7 thoughts on “Jesus is a healer”

  1. It has taken me a wee while to get back to reading this sermon, and maybe it was as today I needed to read such a sermon and feel immersed in healing and love filled thoughts, myself wanting to love the world better from its ills. Thank you so much for sharing this and looking forward to the next second Saturday. Blessings.

  2. My friend is dieing. She brought me to you. She is so weak, to visit her takes too much of her strength. Her husband and children care h ch or her lovingly. She shared you with me~ she still loves me and I her. Thank you for sharing this healing message to remind~ to be is a blessing.

  3. Oh Marianne – this is a FABULOUS sermon; thank you for offering it to the world. I am going to share it with my in-laws – I know they will hear so much healing and hope in it. I appreciated your reflection on the difference between healing and curing and I thank you for arguing that sin and death need to be decoupled! So many great quotes, too. Thank you for wrestling with these themes and offering us ways forward with LOVE.

  4. Thank you, Marianne. So helpful. So meaningful. So insightful as I have been pondering my/our mortality in recent months, pondering the difference between curing and healing. To live, to risk, to love takes courage. Thank you for that . . . and thank you for these words:

    “….death underscores how precious and singular and unrepeatable this life is. Death has a way of underscoring the importance and privilege and gift of life. Death as teacher can help us live. Death as enemy frightens us.”
    I hope you are well and look forward to continuing the conversations this fall.

  5. I like the differentiation between heal and cure. Currently our men’s book group at Christ Church is reading Mark. I’m going to bring this up in tomorrow morning.

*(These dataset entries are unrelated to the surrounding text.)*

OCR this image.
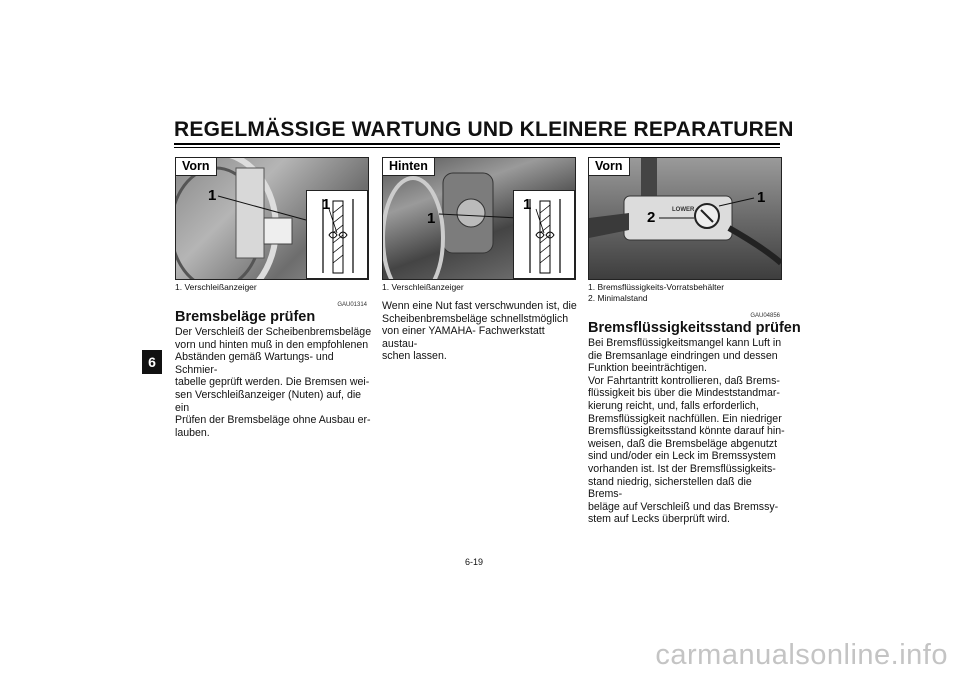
REGELMÄSSIGE WARTUNG UND KLEINERE REPARATUREN
6
Vorn
1
1
1. Verschleißanzeiger
Hinten
1
1
1. Verschleißanzeiger
Vorn
LOWER
1
2
1. Bremsflüssigkeits-Vorratsbehälter
2. Minimalstand
GAU01314
Bremsbeläge prüfen

Der Verschleiß der Scheibenbremsbeläge

vorn und hinten muß in den empfohlenen

Abständen gemäß Wartungs- und Schmier-

tabelle geprüft werden. Die Bremsen wei-

sen Verschleißanzeiger (Nuten) auf, die ein

Prüfen der Bremsbeläge ohne Ausbau er-

lauben.

Wenn eine Nut fast verschwunden ist, die

Scheibenbremsbeläge schnellstmöglich

von einer YAMAHA- Fachwerkstatt austau-

schen lassen.

GAU04856
Bremsflüssigkeitsstand prüfen

Bei Bremsflüssigkeitsmangel kann Luft in

die Bremsanlage eindringen und dessen

Funktion beeinträchtigen.

Vor Fahrtantritt kontrollieren, daß Brems-

flüssigkeit bis über die Mindeststandmar-

kierung reicht, und, falls erforderlich,

Bremsflüssigkeit nachfüllen. Ein niedriger

Bremsflüssigkeitsstand könnte darauf hin-

weisen, daß die Bremsbeläge abgenutzt

sind und/oder ein Leck im Bremssystem

vorhanden ist. Ist der Bremsflüssigkeits-

stand niedrig, sicherstellen daß die Brems-

beläge auf Verschleiß und das Bremssy-

stem auf Lecks überprüft wird.

6-19
carmanualsonline.info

  6. Thank-you. I like how you said you don’t think Jesus is a judge. It helps me when I hear this to add to myself that Jesus’ judgement was mercy ( mercy can be fiery on occasion). Also, I’m glad you put Thomas in a good light. He has often got a bad rap but he touched the wounds of Jesus and I guess we need to learn how to be gentle too with other people’s wounds ( Christ in them) even when they come out harshly. We are to touch them gently. I guess it is always a paradox. We need lightning too sometimes to shift perspective. As a person who has struggled to love myself for many years so much so that it got embedded in my neural pathways, I had to have a lightning bolt. Wishing you all Love’s richest blessings.